In honor of Sunshine Week, AHCJ invited organizations devoted to government transparency to write about how their work can help health care reporters. Here is the first of four.

Sunshine Week may be just one week out of the year, but the Reporters Committee for Freedom of the Press works every day to protect the right to public information. We have seen firsthand the important role that public information plays in producing more complete and accurate reporting on issues that deeply affect our communities –  how taxpayer dollars are spent, if elected officials are acting in the best interests of those they serve, and whether those in government are abusing the power they hold.

For example, last year we represented The Camarillo Acorn, a local newspaper in California, after it was sued in the course of reporting on a story that shed light on a public health official’s alleged misuse of taxpayer funds.

Just last month, we supported the Las Vegas Review-Journal and the Associated Press in their fight at the Nevada Supreme Court against an unconstitutional prior restraint barring them from reporting on a public, anonymized autopsy record for a victim of the Las Vegas shooting. Reporting on public records like autopsy reports helps shed light on the brutality of mass shootings and what transpired during these types of tragedies.

And last week, Washington’s governor vetoed legislation that would have exempted legislators from the state’s public records law after residents, news media, and organizations including the Reporters Committee strongly spoke out against the measure.

Despite these victories for open government, we have seen new restrictions on access to sources of information. Proposed legislation across the country has sought to shield government activities from public view. And instead of fulfilling public records requests, some public officials are instead filing lawsuits against those who seek access to information.

Sunshine Week provides an opportunity to examine how we can help journalists overcome these kinds of challenges in accessing the information they need to report the news.

Open records laws are intended to foster transparency and trust between government and those it serves – but these laws can only fulfill that promise if the press and public can use them to access information. Public records belong to the public, and we must work to ensure these laws are upheld and strengthened so the press can shine a light into the darkest corners and the public can hold government accountable.
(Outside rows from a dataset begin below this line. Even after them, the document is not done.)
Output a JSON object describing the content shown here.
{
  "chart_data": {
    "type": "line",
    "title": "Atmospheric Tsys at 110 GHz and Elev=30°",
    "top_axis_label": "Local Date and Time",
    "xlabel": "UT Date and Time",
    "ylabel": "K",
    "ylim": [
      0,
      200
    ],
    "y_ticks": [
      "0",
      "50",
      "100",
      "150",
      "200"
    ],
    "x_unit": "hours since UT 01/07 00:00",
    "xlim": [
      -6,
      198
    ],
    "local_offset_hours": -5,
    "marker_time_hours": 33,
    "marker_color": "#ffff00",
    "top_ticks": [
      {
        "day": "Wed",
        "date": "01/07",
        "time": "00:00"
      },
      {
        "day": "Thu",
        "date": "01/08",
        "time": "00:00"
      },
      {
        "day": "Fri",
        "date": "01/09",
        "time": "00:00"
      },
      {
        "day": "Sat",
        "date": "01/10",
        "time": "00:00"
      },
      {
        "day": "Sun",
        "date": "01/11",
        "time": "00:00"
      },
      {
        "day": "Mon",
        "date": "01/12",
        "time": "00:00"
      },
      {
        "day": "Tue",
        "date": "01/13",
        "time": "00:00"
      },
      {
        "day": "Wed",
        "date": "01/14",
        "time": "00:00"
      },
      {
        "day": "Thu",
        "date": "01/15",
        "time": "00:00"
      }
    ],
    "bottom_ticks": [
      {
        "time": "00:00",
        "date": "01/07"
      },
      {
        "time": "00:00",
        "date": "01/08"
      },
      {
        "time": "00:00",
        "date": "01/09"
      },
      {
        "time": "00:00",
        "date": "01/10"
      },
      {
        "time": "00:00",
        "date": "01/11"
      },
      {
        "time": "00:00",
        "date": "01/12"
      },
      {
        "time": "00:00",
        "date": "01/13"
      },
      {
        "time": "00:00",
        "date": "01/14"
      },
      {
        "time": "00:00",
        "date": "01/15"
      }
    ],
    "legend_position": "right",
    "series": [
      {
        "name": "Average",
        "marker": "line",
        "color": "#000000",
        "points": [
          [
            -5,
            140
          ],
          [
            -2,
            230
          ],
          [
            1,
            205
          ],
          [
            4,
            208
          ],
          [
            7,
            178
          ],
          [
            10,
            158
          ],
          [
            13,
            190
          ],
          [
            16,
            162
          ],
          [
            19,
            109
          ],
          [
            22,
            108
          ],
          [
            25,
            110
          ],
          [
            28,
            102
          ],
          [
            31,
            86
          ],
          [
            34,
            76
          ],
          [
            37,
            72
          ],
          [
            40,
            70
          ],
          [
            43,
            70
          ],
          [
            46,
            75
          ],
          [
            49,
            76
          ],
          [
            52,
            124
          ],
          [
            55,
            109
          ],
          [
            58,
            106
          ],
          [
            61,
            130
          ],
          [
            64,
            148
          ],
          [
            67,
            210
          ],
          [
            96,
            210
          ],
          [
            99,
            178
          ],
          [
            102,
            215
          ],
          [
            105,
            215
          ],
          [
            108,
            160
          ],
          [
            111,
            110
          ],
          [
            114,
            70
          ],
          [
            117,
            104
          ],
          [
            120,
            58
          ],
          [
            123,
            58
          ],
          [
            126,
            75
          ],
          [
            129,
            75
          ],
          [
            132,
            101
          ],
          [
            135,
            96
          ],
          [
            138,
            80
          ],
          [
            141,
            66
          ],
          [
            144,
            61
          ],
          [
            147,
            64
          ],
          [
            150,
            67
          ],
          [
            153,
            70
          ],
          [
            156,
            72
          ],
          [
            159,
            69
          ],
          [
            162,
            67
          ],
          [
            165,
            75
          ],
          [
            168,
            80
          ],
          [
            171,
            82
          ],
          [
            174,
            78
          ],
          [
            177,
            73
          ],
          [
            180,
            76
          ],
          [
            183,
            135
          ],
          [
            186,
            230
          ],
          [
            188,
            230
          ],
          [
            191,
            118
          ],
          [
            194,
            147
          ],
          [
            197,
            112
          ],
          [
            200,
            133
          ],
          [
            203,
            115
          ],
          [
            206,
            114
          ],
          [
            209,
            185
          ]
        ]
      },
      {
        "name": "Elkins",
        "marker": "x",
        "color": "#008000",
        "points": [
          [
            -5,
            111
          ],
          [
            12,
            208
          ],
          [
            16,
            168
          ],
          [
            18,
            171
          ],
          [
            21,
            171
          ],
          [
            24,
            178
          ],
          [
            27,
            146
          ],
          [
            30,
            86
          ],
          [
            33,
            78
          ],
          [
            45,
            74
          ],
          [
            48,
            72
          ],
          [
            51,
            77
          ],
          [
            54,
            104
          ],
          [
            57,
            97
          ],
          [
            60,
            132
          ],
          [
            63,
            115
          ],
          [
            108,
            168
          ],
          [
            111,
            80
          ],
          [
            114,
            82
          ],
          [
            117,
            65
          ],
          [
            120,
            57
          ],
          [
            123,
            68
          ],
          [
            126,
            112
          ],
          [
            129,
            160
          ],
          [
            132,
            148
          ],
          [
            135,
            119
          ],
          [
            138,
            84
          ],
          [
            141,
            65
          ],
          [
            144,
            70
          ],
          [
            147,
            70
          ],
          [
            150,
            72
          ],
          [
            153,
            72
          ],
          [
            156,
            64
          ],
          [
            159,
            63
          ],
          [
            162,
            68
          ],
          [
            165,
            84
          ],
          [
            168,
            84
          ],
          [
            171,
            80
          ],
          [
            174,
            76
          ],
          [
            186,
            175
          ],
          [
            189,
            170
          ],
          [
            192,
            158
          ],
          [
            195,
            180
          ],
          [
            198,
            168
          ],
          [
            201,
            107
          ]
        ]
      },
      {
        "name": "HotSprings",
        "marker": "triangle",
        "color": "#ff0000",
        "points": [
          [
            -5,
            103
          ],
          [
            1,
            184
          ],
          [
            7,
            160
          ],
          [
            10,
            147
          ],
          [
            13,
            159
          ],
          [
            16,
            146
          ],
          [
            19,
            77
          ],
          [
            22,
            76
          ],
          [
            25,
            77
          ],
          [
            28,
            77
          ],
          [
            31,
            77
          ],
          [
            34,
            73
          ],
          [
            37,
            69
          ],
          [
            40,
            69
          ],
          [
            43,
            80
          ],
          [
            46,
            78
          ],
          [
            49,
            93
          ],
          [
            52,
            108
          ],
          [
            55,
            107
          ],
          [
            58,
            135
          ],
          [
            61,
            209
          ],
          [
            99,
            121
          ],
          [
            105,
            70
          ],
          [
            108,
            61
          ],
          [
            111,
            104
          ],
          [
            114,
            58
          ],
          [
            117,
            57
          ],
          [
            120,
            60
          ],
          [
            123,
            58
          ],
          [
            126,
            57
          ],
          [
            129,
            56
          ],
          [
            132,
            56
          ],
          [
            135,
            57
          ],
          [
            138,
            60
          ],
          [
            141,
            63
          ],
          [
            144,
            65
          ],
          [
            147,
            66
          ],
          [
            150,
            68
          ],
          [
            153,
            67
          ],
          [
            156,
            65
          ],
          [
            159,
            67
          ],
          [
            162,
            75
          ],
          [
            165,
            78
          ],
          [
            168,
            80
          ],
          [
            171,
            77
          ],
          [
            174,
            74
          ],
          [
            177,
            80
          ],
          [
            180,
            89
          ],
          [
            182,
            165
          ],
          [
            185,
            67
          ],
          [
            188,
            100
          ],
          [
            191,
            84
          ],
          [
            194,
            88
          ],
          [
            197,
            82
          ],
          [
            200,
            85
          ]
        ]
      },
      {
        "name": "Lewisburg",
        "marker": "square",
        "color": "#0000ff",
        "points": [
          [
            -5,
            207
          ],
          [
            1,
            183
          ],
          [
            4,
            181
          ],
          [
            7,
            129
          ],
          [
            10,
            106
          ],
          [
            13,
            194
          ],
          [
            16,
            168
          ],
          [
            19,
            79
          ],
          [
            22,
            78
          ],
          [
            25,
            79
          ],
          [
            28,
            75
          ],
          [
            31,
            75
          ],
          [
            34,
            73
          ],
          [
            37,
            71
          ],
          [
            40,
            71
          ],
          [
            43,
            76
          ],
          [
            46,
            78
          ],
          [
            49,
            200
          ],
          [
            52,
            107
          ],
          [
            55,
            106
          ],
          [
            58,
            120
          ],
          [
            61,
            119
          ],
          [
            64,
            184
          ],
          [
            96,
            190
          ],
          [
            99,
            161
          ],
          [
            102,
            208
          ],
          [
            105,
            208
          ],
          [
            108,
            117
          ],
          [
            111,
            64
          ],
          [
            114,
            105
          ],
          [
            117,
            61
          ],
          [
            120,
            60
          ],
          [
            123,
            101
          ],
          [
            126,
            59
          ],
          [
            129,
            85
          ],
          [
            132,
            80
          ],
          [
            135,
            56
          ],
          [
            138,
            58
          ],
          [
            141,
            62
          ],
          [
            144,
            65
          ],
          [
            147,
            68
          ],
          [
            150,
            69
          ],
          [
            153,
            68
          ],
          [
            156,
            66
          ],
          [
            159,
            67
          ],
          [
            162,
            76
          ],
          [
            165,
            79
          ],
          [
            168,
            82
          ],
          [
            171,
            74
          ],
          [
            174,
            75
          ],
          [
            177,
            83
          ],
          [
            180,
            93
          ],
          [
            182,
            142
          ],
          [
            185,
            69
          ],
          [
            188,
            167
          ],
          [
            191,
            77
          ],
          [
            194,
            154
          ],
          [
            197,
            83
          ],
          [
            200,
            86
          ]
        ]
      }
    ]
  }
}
While Sunshine Week may end March 17, the following resources from the Reporters Committee are available to journalists and news organizations year-round to help them navigate access issues:

  • Our Digital Journalist’s Legal Guide details what journalists should know about their rights to gather and report the news, including information about access public records and places, meetings, and courtrooms.
  • The Federal Open Government Guide outlines how journalists can obtain public records from federal agencies under the Freedom of Information Act. The Reporters Committee also manages wiki, another free resource aimed at helping journalists better understand the Freedom of Information Act. Our iFOIA tool also allows journalists to create, submit, track, and manage both state and federal public records requests through a single website.
  • Our Open Government Guide provides state-by-state information on open records and meetings laws, and the Open Courts Compendium includes rules and case law governing access to court proceedings and records in each state.
  • And our Legal Defense Hotline is staffed 24 hours a day, seven days a week by attorneys to answer questions from journalists and media lawyers.